Personnes âgées et surmédication, un cocktail explosif

Il vaut mieux voir le pilulier à moitié plein

Le problème de surmédication des seniors a de nouveau fait parler de lui ces dernières semaines dans la presse internationale. Mais la surprescription ou les combinaisons hasardeuses ne sont pas qu’une spécificité outre-Atlantique.

 

 

C’est un sujet qui revient régulièrement sur le devant de la scène. Le Ottawa Citizen avait ouvert le bal fin février(lien) avec une étude de l’Institut Bruyère, pointant du doigt la mauvaise médication de nos ainés. Forbes a surenchéri hier en publiant les résultats de l’Université de l’Illinois (lien) selon lesquels un senior sur six prendrait des combinaisons médicamenteuses potentiellement mortelles.

Un pilulier bien rempli

Le Professeur Olivier Guérin, gériatre au CHU de Nice, Vice –Président de la Société Française de Gériatrie et Gérontologie (SFGG), confirme les doutes que l’on pouvait avoir : les seniors français n’échappent pas à ce problème. Non seulement ils souffrent de médication à outrance, mais en plus ils sont trop peu surveillés. Une négligence qui amène à des combinaisons médicamenteuses parfois fatales. Olivier Guérin estime que chaque année, 10 000 personnes sont victimes d’iatrogénie médicamenteuse en France, essentiellement des personnes âgées. 
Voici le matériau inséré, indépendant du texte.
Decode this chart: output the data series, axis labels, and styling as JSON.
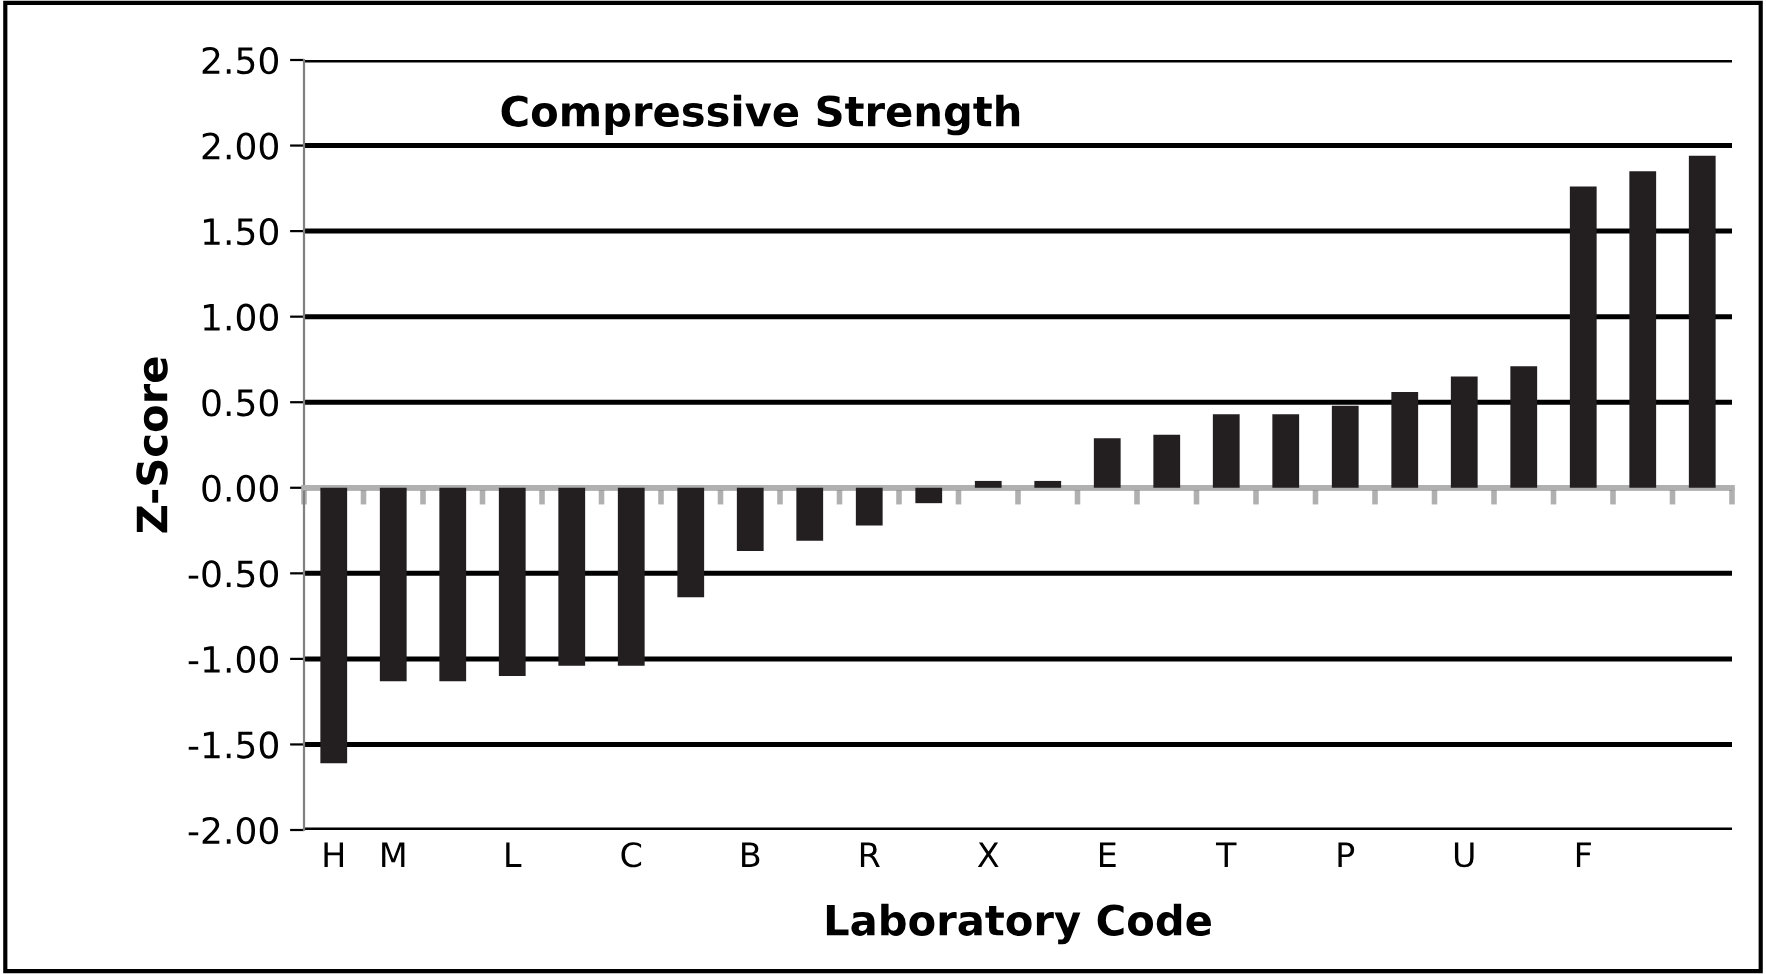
{
  "chart_data": {
    "type": "bar",
    "title": "Compressive Strength",
    "xlabel": "Laboratory Code",
    "ylabel": "Z-Score",
    "categories": [
      "H",
      "M",
      null,
      "L",
      null,
      "C",
      null,
      "B",
      null,
      "R",
      null,
      "X",
      null,
      "E",
      null,
      "T",
      null,
      "P",
      null,
      "U",
      null,
      "F",
      null,
      null
    ],
    "values": [
      -1.61,
      -1.13,
      -1.13,
      -1.1,
      -1.04,
      -1.04,
      -0.64,
      -0.37,
      -0.31,
      -0.22,
      -0.09,
      0.04,
      0.04,
      0.29,
      0.31,
      0.43,
      0.43,
      0.48,
      0.56,
      0.65,
      0.71,
      1.76,
      1.85,
      1.94
    ],
    "color": "#231f20",
    "ylim": [
      -2.0,
      2.5
    ],
    "yticks": [
      {
        "value": -2.0,
        "label": "-2.00"
      },
      {
        "value": -1.5,
        "label": "-1.50"
      },
      {
        "value": -1.0,
        "label": "-1.00"
      },
      {
        "value": -0.5,
        "label": "-0.50"
      },
      {
        "value": 0.0,
        "label": "0.00"
      },
      {
        "value": 0.5,
        "label": "0.50"
      },
      {
        "value": 1.0,
        "label": "1.00"
      },
      {
        "value": 1.5,
        "label": "1.50"
      },
      {
        "value": 2.0,
        "label": "2.00"
      },
      {
        "value": 2.5,
        "label": "2.50"
      }
    ],
    "grid": "y"
  }
}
La responsabilité, si on peut l’appeler ainsi en incombe au caractère polypathologique de ces patients particuliers. Suivis par de nombreux spécialistes, et traités par de nombreuses ordonnances, le patient senior peut rapidement se retrouver avec un stock de médicaments à faire pâlir d’envie son pharmacien. 

Le changement c’est maintenant (ou presque)

De son positionnement de gériatre, Olivier Guérin, tire un constat implacable : « si on traite un patient avec trois maladies chroniques, il se retrouve à prendre quinze médicaments. C’est inéluctable, l’accumulation le tuera. » Un délicat équilibre que le gériatre se retrouve souvent à gérer là où le généraliste serait en réalité plus pertinent. « Les seniors voient bien plus leur médecin traitant que nous » ajoute-t-il.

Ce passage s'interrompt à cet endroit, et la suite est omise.